I had another thought along these lines when our chapter attended the Sugar Land Skeeters game three nights ago. I’m sitting there – looking around t this beautiful little park and remindful it was in some ways of old Buff Stadium in Houston. Even the sights and sounds chorused the same associations, when I suddenly found myself thinking something that I will share with all of you now for the first time.
I thought: “You know what? Everything about this place is cumulatively like the bell on the old ice cream trucks that used to cruise the streets of Pecan Park when I was a kid. When you hear the bell, you just have to go there – because that’s the man with the ice cream goodies we all craved on those hot Houston summer afternoons. – But here’s where the challenge comes in. – For people to keep coming to Constellation Field over time, they must grow in their caring for what happens to the Skeeters in competition. – That’s the ice cream that the ambient bell must lead into as its payoff for fans being there at these games. Long term, it will not be enough to simply enjoy the ball park. Fans have to invest in caring about what happens to the Skeeters.
The Skeeters’ situation could be helped with the addition of some other Texas teams to the Atlantic League in the near future, but they should also stay open to becoming, perhaps, a Class A affiliate of the Houston Astros. The attraction of Astros fans to see their future talent playing with the Skeeters could be an awesome gulp of ice cream at the gate – while giving the fans a more genuinely organic reason for supporting this excellent package of baseball opportunity in Sugar Land.

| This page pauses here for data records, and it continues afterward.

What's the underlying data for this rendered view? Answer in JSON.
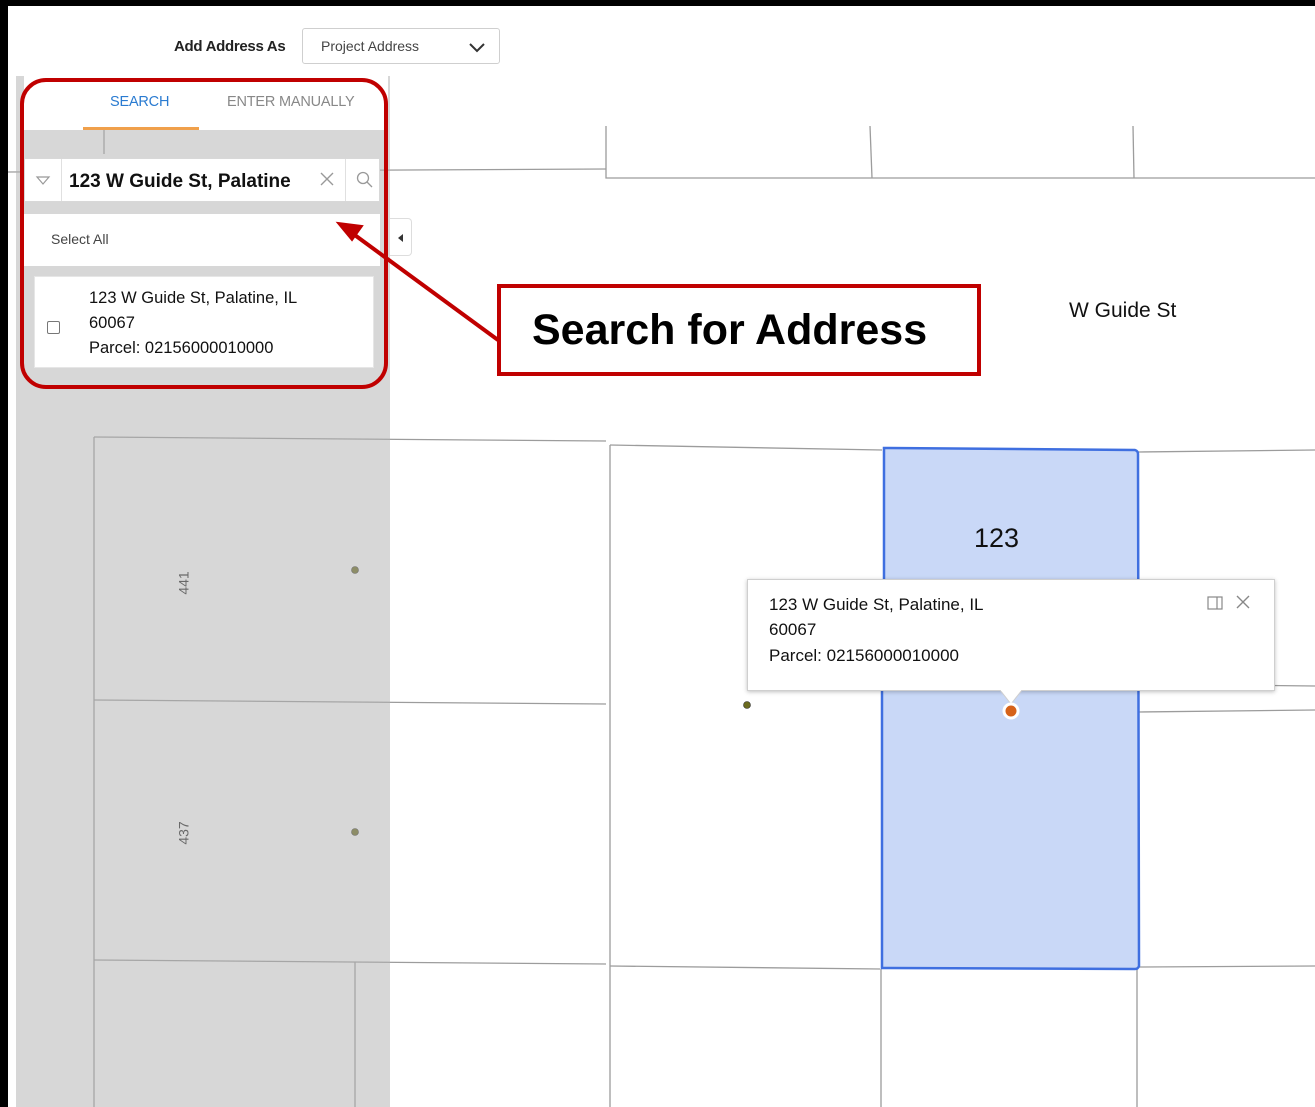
{
  "header": {
    "add_address_label": "Add Address As",
    "address_type": {
      "selected": "Project Address"
    }
  },
  "panel": {
    "tabs": [
      {
        "label": "SEARCH",
        "active": true
      },
      {
        "label": "ENTER MANUALLY",
        "active": false
      }
    ],
    "search": {
      "value": "123 W Guide St, Palatine"
    },
    "select_all_label": "Select All",
    "results": [
      {
        "line1": "123 W Guide St, Palatine, IL",
        "line2": "60067",
        "line3": "Parcel: 02156000010000",
        "checked": false
      }
    ]
  },
  "annotation": {
    "label": "Search for Address",
    "color": "#c00000"
  },
  "map": {
    "street_label": "W Guide St",
    "selected_parcel_number": "123",
    "lot_numbers": [
      "441",
      "437"
    ],
    "highlight_color": "#c9d8f7",
    "highlight_border": "#3f6fe0",
    "popup": {
      "line1": "123 W Guide St, Palatine, IL",
      "line2": "60067",
      "line3": "Parcel: 02156000010000"
    }
  },
  "icons": [
    "chevron-down-icon",
    "triangle-down-icon",
    "close-icon",
    "search-icon",
    "collapse-left-icon",
    "dock-icon",
    "location-marker-icon"
  ]
}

For kids, or grown ups, being a baseball fan is like love itself. It goes where it wants to go. And it does not go forever to places that only smell like ice cream. The deep blue baseball fans go to places where they know they can expect to find a triple scoop of the real thing.
And, if kids are abandoning baseball today, it is also because they are no longer free to even crave ice cream. Craving ice cream today will only get a kid referred into psychotherapy and probably placed on some kind of ADD medication.